Le dossier connait des développements inquiétants depuis plusieurs mois, marqués notamment par deux récentes lois marocaines qui définissent les eaux territoriales du Royaume en violation du droit international, le Sahara occidental étant un territoire à décoloniser selon l’ONU, qui se dit « préoccupée » également par la décision de Rabat d’ouvrir avec le soutien de certains Etats africains des représentations consulaires à Laayoune et l’organisation , toujours à Laayoune, de la Coupe d’Afrique des nations de futsal comme si le Maroc était souverain sur ce territoire. Plus récemment, des sources diplomatiques israéliennes et américaines, relayées par des médias au Maroc et dans des capitales occidentales et africaines, laissent entendre que des discussions sont en cours entre Mohammed VI, Donald Trump et Benjamin Netanyahou: le Maroc serait prêt à soutenir le « plan de paix » de Trump pour Israël et les territoires palestiniens, en échange de la reconnaissance par les Etats-Unis, de sa souveraineté sur le Sahara occidental… En face, le Polisario, qui gagne lui aussi des points importants sur la scène internationale, s’impatiente et menace de recourir à son droit aux armes si les instances internationales, l’ONU en premier mais l’UA également, échouent à faire valoir la légalité internationale. On imagine alors les répercussions sur la partie nord de l’Afrique et les risques d’une complication d’une donne sécuritaire des plus ardues en raison des connexions entre l’islamo-terrorisme, le trafic en tous genres et l’exacerbation-manipulation des tensions intercommunautaires dans des zones où les Etats n’existent pas ou sont en situation de faillite. Bien entendu, il n’y a rien à comparer entre un mouvement de libération visant l’autodétermination et des groupes radicaux aux agendas sans projets que ceux de la destruction, mais un retour des indépendantistes sahraouis aux armes rendrait le paysage sécuritaire plus critique.

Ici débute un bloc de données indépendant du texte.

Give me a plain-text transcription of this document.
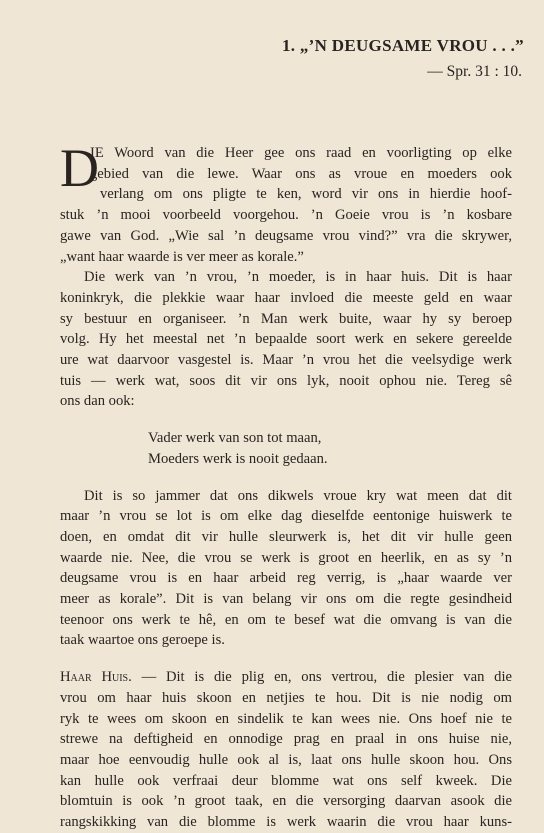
1. „’N DEUGSAME VROU . . .”
— Spr. 31 : 10.
D
IE Woord van die Heer gee ons raad en voorligting op elke
gebied van die lewe. Waar ons as vroue en moeders ook
verlang om ons pligte te ken, word vir ons in hierdie hoof-
stuk ’n mooi voorbeeld voorgehou. ’n Goeie vrou is ’n kosbare
gawe van God. „Wie sal ’n deugsame vrou vind?” vra die skrywer,
„want haar waarde is ver meer as korale.”
Die werk van ’n vrou, ’n moeder, is in haar huis. Dit is haar
koninkryk, die plekkie waar haar invloed die meeste geld en waar
sy bestuur en organiseer. ’n Man werk buite, waar hy sy beroep
volg. Hy het meestal net ’n bepaalde soort werk en sekere gereelde
ure wat daarvoor vasgestel is. Maar ’n vrou het die veelsydige werk
tuis — werk wat, soos dit vir ons lyk, nooit ophou nie. Tereg sê
ons dan ook:
Vader werk van son tot maan,
Moeders werk is nooit gedaan.
Dit is so jammer dat ons dikwels vroue kry wat meen dat dit
maar ’n vrou se lot is om elke dag dieselfde eentonige huiswerk te
doen, en omdat dit vir hulle sleurwerk is, het dit vir hulle geen
waarde nie. Nee, die vrou se werk is groot en heerlik, en as sy ’n
deugsame vrou is en haar arbeid reg verrig, is „haar waarde ver
meer as korale”. Dit is van belang vir ons om die regte gesindheid
teenoor ons werk te hê, en om te besef wat die omvang is van die
taak waartoe ons geroepe is.
Haar Huis. — Dit is die plig en, ons vertrou, die plesier van die
vrou om haar huis skoon en netjies te hou. Dit is nie nodig om
ryk te wees om skoon en sindelik te kan wees nie. Ons hoef nie te
strewe na deftigheid en onnodige prag en praal in ons huise nie,
maar hoe eenvoudig hulle ook al is, laat ons hulle skoon hou. Ons
kan hulle ook verfraai deur blomme wat ons self kweek. Die
blomtuin is ook ’n groot taak, en die versorging daarvan asook die
rangskikking van die blomme is werk waarin die vrou haar kuns-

Et c’est sans doute pour cette raison, davantage que le soutien qu’on connait de son pays à la cause sahraouie, que le président sud-africain et nouveau président de l’UA a réaffirmé hier le soutien de son pays au peuple sahraoui et à son droit à l’autodétermination.

Appel de Tebboune à désigner un envoyé spécial de l’ONU
« Nous réaffirmons notre ferme soutien à un Etat indépendant et souverain, ainsi que le droit du peuple du Sahara occidental à l’autodétermination », a déclaré le président Cyril Ramaphosa dans son discours lors de la 33e session ordinaire de l’Assemblée des chefs d’Etat et de gouvernement de l’UA. De son côté, le président de la Commission de l’UA, Moussa Faki, a déclaré à l’ouverture du sommet que la question du Sahara occidental et la crise en Libye « élargissaient les responsabilités » de l’organisation panafricaine dans le règlement de ces deux conflits.
« Le conflit du Sahara occidental reste le plus ancien conflit non résolu sur le continent et demeure une préoccupation tant pour le fonctionnement de notre organisation que pour les populations », a-t-il rappelé.
C’est pour cette raison, aussi, que le chef de l’Etat Abdelmadjid Tebboune a indiqué, dimanche à Addis-Abeba, avoir exhorté le secrétaire général des Nations Unies à « hâter » la désignation de son envoyé personnel et à relancer le processus de règlement de la question du Sahara Occidental.« Force est de constater, avec regret, que depuis la démission de l’envoyé personnel du secrétaire général de l’ONU, Horst Kohler, le processus de paix onusien est sur une voie semée d’embûches. J’ai d’ailleurs adressé, il y a quelques jours, une lettre au SG de l’ONU pour l’exhorter à hâter la désignation de son envoyé personnel et à relancer le processus de règlement de la question du Sahara Occidental », a fait savoir le Président Tebboune, dans son allocution lors du 33e Sommet de l’Union africaine (UA).